Saturday, February 16, 2008
Wednesday, February 13, 2008
Saturday, February 9, 2008
This faded aerial photograph shoes the relationship and size of the Forbidden City and Jingshen Park. Jingshen Park is the green circle at the top of the photo and everything inside the blue moat is the Forbidden City.
This is the view of the Forbidden City from the hill in Jingshan Park. The green covered entrance gate is being restored. All the orange colored roofs are part of the Forbidden City.
As you can see, I was not kidding about the smog and haze limiting visibility.
Most of the major tourist attractions in Beijing stretch along a north-south axis. South of the Forbidden City is Tienanmen Square and north of it is Jingshan Park. It has a pagoda at the top of it. The hill is very popular with exerciser as it has a lot of rugged steep steps and paths to the top. From the top the views of the Forbidden City would be excellent if it weren't for the ubiquitous smog.
Monday, February 4, 2008
I assume the words in Chinese mean something because they went to a lot of trouble to work the scaffolding around them. The North Gate to the Forbidden City has a full ticket booth and the temporary parking is easier for groups to load and unload.

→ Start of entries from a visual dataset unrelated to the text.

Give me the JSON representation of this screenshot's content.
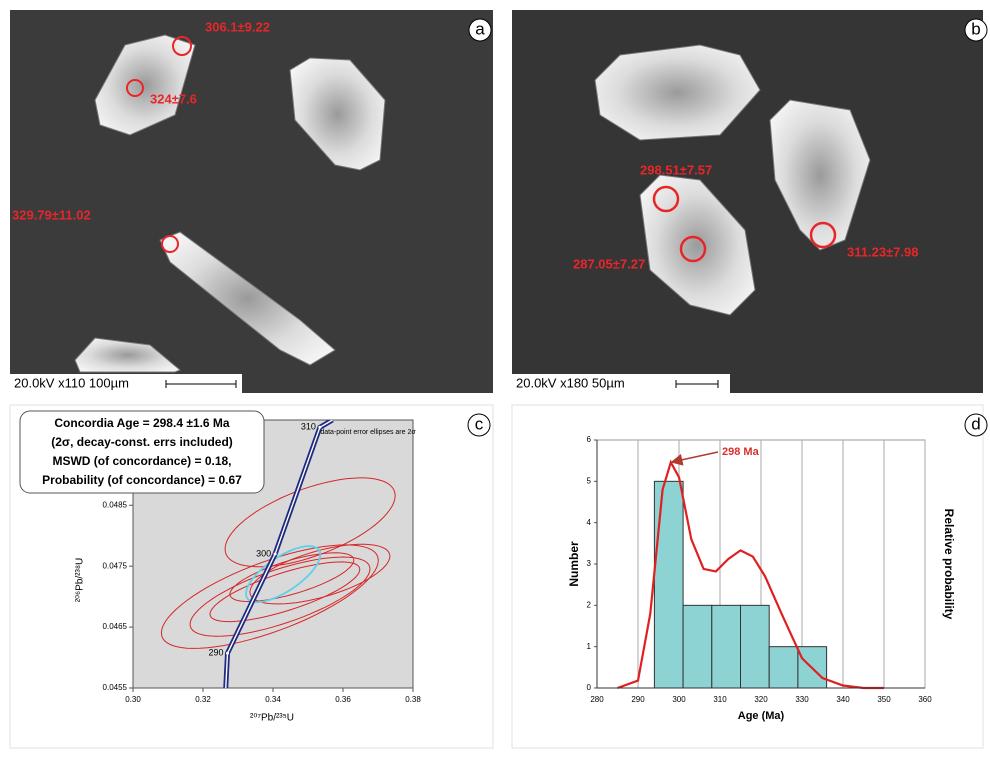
{
  "images": [
    {
      "label": "a",
      "spot_labels": [
        "306.1±9.22",
        "324±7.6",
        "329.79±11.02"
      ],
      "scale_bar": "20.0kV x110 100µm"
    },
    {
      "label": "b",
      "spot_labels": [
        "298.51±7.57",
        "287.05±7.27",
        "311.23±7.98"
      ],
      "scale_bar": "20.0kV x180 50µm"
    }
  ],
  "chart_data": [
    {
      "type": "concordia",
      "panel": "c",
      "annotations": [
        "Concordia Age = 298.4 ±1.6 Ma",
        "(2σ, decay-const. errs included)",
        "MSWD (of concordance) = 0.18,",
        "Probability (of concordance) = 0.67"
      ],
      "note": "data-point error ellipses are 2σ",
      "xlabel": "²⁰⁷Pb/²³⁵U",
      "ylabel": "²⁰⁶Pb/²³⁸U",
      "xlim": [
        0.3,
        0.38
      ],
      "xticks": [
        {
          "value": 0.3,
          "label": "0.30"
        },
        {
          "value": 0.32,
          "label": "0.32"
        },
        {
          "value": 0.34,
          "label": "0.34"
        },
        {
          "value": 0.36,
          "label": "0.36"
        },
        {
          "value": 0.38,
          "label": "0.38"
        }
      ],
      "ylim": [
        0.0455,
        0.0499
      ],
      "yticks": [
        0.0455,
        0.0465,
        0.0475,
        0.0485
      ],
      "background": "#d9d9d9",
      "concordia": {
        "color": "#1f2a80",
        "x": [
          0.3265,
          0.327,
          0.3406,
          0.3534,
          0.357
        ],
        "y": [
          0.0455,
          0.04607,
          0.0477,
          0.04978,
          0.0499
        ],
        "age_labels": [
          null,
          290,
          300,
          310,
          null
        ]
      },
      "ellipses": [
        {
          "x": 0.3506,
          "y": 0.04822,
          "x_err": 0.0243,
          "y_err": 0.00073,
          "rho": 0.6,
          "color": "#d62728"
        },
        {
          "x": 0.3391,
          "y": 0.047,
          "x_err": 0.031,
          "y_err": 0.00085,
          "rho": 0.7,
          "color": "#d62728"
        },
        {
          "x": 0.342,
          "y": 0.047,
          "x_err": 0.0257,
          "y_err": 0.00065,
          "rho": 0.7,
          "color": "#d62728"
        },
        {
          "x": 0.3434,
          "y": 0.04708,
          "x_err": 0.0214,
          "y_err": 0.00049,
          "rho": 0.75,
          "color": "#d62728"
        },
        {
          "x": 0.3454,
          "y": 0.04732,
          "x_err": 0.0177,
          "y_err": 0.0004,
          "rho": 0.7,
          "color": "#d62728"
        },
        {
          "x": 0.3534,
          "y": 0.04737,
          "x_err": 0.02,
          "y_err": 0.00049,
          "rho": 0.6,
          "color": "#d62728"
        },
        {
          "x": 0.3429,
          "y": 0.04737,
          "x_err": 0.0106,
          "y_err": 0.00046,
          "rho": 0.7,
          "color": "#5fd0ea"
        }
      ]
    },
    {
      "type": "histogram",
      "panel": "d",
      "xlabel": "Age (Ma)",
      "ylabel": "Number",
      "y2label": "Relative probability",
      "bins": [
        294,
        301,
        308,
        315,
        322,
        329,
        336
      ],
      "counts": [
        5,
        2,
        2,
        2,
        1,
        1
      ],
      "color": "#8ed3d3",
      "xlim": [
        280,
        360
      ],
      "xticks": [
        280,
        290,
        300,
        310,
        320,
        330,
        340,
        350,
        360
      ],
      "ylim": [
        0,
        6
      ],
      "yticks": [
        0,
        1,
        2,
        3,
        4,
        5,
        6
      ],
      "y2lim": [
        0,
        1
      ],
      "grid": true,
      "series": [
        {
          "color": "#e02020",
          "axis": "y2",
          "x": [
            285,
            290,
            293,
            296,
            298,
            300,
            303,
            306,
            309,
            312,
            315,
            318,
            321,
            325,
            330,
            335,
            340,
            345,
            350
          ],
          "values": [
            0,
            0.03,
            0.3,
            0.8,
            0.91,
            0.85,
            0.6,
            0.48,
            0.47,
            0.52,
            0.555,
            0.53,
            0.45,
            0.3,
            0.12,
            0.04,
            0.01,
            0,
            0
          ]
        }
      ],
      "annotation": "298 Ma"
    }
  ]
}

The traditional method of touring the Forbidden City is to enter at the South Gate, but using the North Gate is much more practical if you intend to continue on to Tienanmen Square afterwards. Like several portions of the Forbidden City, the North Gate spent much of 2007 in scaffolding undergoing refurbishment for all the Olympic tourists.
Sunday, February 3, 2008
The entire Forbidden City complex is surrounded by a wide moat with entrances at the north and south end. The south end faces Tienanmen Square is the more famous side. The north side tends to be quieter. This picture was taken on the northeast corner of the complex and looks on the emperor's private garden area.